Eventually my eyelids started to get droopy and I leaned my head on Peeta's shoulder. I felt him smile and kiss the top of my head.
I must have dozed off, because the next thing I remember is Peeta lightly shaking my shoulders. "Katniss," he said. "It's late, we should get some sleep."
"Mmmm," I moaned, not wanting to move from my comfortable cocoon underneath Peeta's warm arm.
"Come on, you'll get a sore neck if you stay here," he said, sitting both of us. I let him pull me off the small loveseat and guide me towards the bedroom. It was then that I started to wake up and realized what was happening. I was going to have to spend the night. With Peeta. In the same bed. My heart started beating faster and my legs turned to mush.
Peeta started pulling back the covers of the bed. I cleared my throat. "Um, where, I mean, how, um, what do you want to do about-"
Peeta smiled. "Don't worry, I'm a gentleman, as much as I don't want to be. I'm taking the floor."

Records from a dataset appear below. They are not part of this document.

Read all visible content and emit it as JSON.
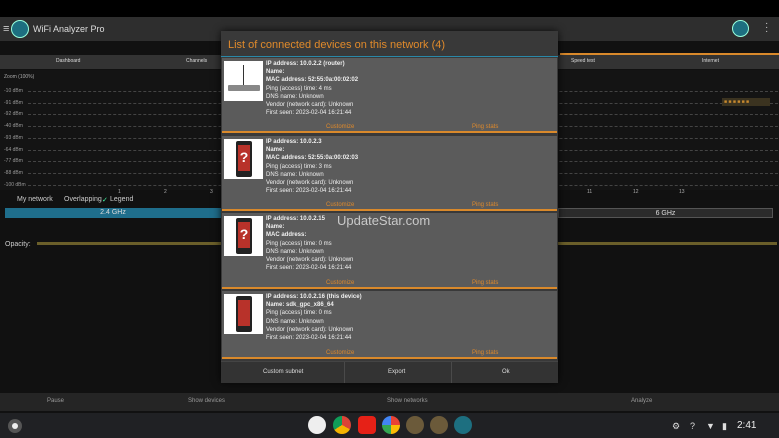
{
  "app": {
    "title": "WiFi Analyzer Pro"
  },
  "tabs": [
    {
      "label": "Dashboard"
    },
    {
      "label": "Channels"
    },
    {
      "label": "Speed test"
    },
    {
      "label": "Internet"
    }
  ],
  "chart": {
    "zoom": "Zoom (100%)",
    "y_ticks": [
      "-10 dBm",
      "-91 dBm",
      "-92 dBm",
      "-40 dBm",
      "-93 dBm",
      "-64 dBm",
      "-77 dBm",
      "-88 dBm",
      "-100 dBm"
    ],
    "x_ticks": [
      "1",
      "2",
      "3",
      "11",
      "12",
      "13"
    ],
    "legend_badge": "■ ■ ■ ■ ■ ■"
  },
  "filters": {
    "my_network": "My network",
    "overlapping": "Overlapping",
    "legend": "Legend",
    "band_24": "2.4 GHz",
    "band_6": "6 GHz",
    "opacity": "Opacity:"
  },
  "bottom_actions": [
    {
      "label": "Pause"
    },
    {
      "label": "Show devices"
    },
    {
      "label": "Show networks"
    },
    {
      "label": "Analyze"
    }
  ],
  "dialog": {
    "title": "List of connected devices on this network (4)",
    "devices": [
      {
        "ip": "IP address: 10.0.2.2 (router)",
        "name": "Name:",
        "mac": "MAC address: 52:55:0a:00:02:02",
        "ping": "Ping (access) time: 4 ms",
        "dns": "DNS name: Unknown",
        "vendor": "Vendor (network card): Unknown",
        "first_seen": "First seen: 2023-02-04 16:21:44",
        "customize": "Customize",
        "ping_stats": "Ping stats"
      },
      {
        "ip": "IP address: 10.0.2.3",
        "name": "Name:",
        "mac": "MAC address: 52:55:0a:00:02:03",
        "ping": "Ping (access) time: 3 ms",
        "dns": "DNS name: Unknown",
        "vendor": "Vendor (network card): Unknown",
        "first_seen": "First seen: 2023-02-04 16:21:44",
        "customize": "Customize",
        "ping_stats": "Ping stats"
      },
      {
        "ip": "IP address: 10.0.2.15",
        "name": "Name:",
        "mac": "MAC address:",
        "ping": "Ping (access) time: 0 ms",
        "dns": "DNS name: Unknown",
        "vendor": "Vendor (network card): Unknown",
        "first_seen": "First seen: 2023-02-04 16:21:44",
        "customize": "Customize",
        "ping_stats": "Ping stats"
      },
      {
        "ip": "IP address: 10.0.2.16 (this device)",
        "name": "Name: sdk_gpc_x86_64",
        "mac": "Ping (access) time: 0 ms",
        "ping": "DNS name: Unknown",
        "dns": "Vendor (network card): Unknown",
        "vendor": "First seen: 2023-02-04 16:21:44",
        "first_seen": "",
        "customize": "Customize",
        "ping_stats": "Ping stats"
      }
    ],
    "buttons": {
      "custom_subnet": "Custom subnet",
      "export": "Export",
      "ok": "Ok"
    }
  },
  "watermark": "UpdateStar.com",
  "shelf": {
    "clock": "2:41"
  },
  "colors": {
    "accent": "#e08a2b",
    "dialog_bg": "#393939",
    "card_bg": "#5b5b5b",
    "band_selected": "#1f6e8c"
  }
}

"No, Peeta, that's not fair," I started to protest. But Peeta was already arranging a pillow and blankets on the floor next to the bed.
"I insist. It's my house and you're my guest, and I want you to be comfortable. Besides, the floor doesn't bother me. Trust me, I've slept in worse places."

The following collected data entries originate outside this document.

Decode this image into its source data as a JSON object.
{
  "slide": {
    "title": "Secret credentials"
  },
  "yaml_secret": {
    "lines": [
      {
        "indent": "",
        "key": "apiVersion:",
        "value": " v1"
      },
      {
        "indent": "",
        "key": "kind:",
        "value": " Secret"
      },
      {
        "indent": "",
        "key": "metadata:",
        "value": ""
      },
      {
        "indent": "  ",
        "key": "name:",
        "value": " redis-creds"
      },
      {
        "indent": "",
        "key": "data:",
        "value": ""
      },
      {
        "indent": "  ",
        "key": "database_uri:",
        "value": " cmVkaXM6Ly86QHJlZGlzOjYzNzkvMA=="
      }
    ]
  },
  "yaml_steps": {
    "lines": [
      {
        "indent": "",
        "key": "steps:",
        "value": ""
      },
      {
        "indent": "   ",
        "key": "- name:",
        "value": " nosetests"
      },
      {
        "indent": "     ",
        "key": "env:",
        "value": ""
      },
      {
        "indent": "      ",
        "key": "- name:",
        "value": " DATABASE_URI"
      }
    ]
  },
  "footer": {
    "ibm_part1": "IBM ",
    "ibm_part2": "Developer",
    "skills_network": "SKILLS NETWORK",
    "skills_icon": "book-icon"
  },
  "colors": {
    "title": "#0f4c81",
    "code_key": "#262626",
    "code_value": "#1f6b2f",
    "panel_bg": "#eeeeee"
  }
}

Peeta's words didn't make me feel any less guilty about sleeping in his bed while he was stuck on the hard floor. But he wouldn't take no for an answer. Sometimes I wondered if he was more stubborn than I was, just in a much subtler way.
I heard the wooden floors creak as Peeta settled in on the floor next to me, and I felt guilty as I cocooned myself under his warm quilt. I jumped when Peeta leaned up to pull the cord on the lamp sitting on his nightstand. He chuckled quietly and laid back down. I could barely make him out in the darkness, the only sound our breathing and the wind whipping across the streets of Chicago outside.
"Good night, Katniss," he said quietly, barely above a whisper.
"Good-good night, Peeta," I replied and then buried my awkwardness deeper into his pillows. They smelled like him, of cinnamon and flour and a man's musk, and somehow, the sound of his steady breathing on the floor next to me lulled me to sleep.
FYI, what Peeta said about the worst memory of war is exactly what my grandfather (a WWII vet) told me, word for word. As I said before, I based a lot of how Katniss and Peeta met on my grandparents, and I'm using his experiences during the war to inspire Peeta's.
Also, I based this snowstorm on the 1967 snowstorm in Chicago that shut the city down. I'm too young to have experienced that one, but the one in 2011 was a close second.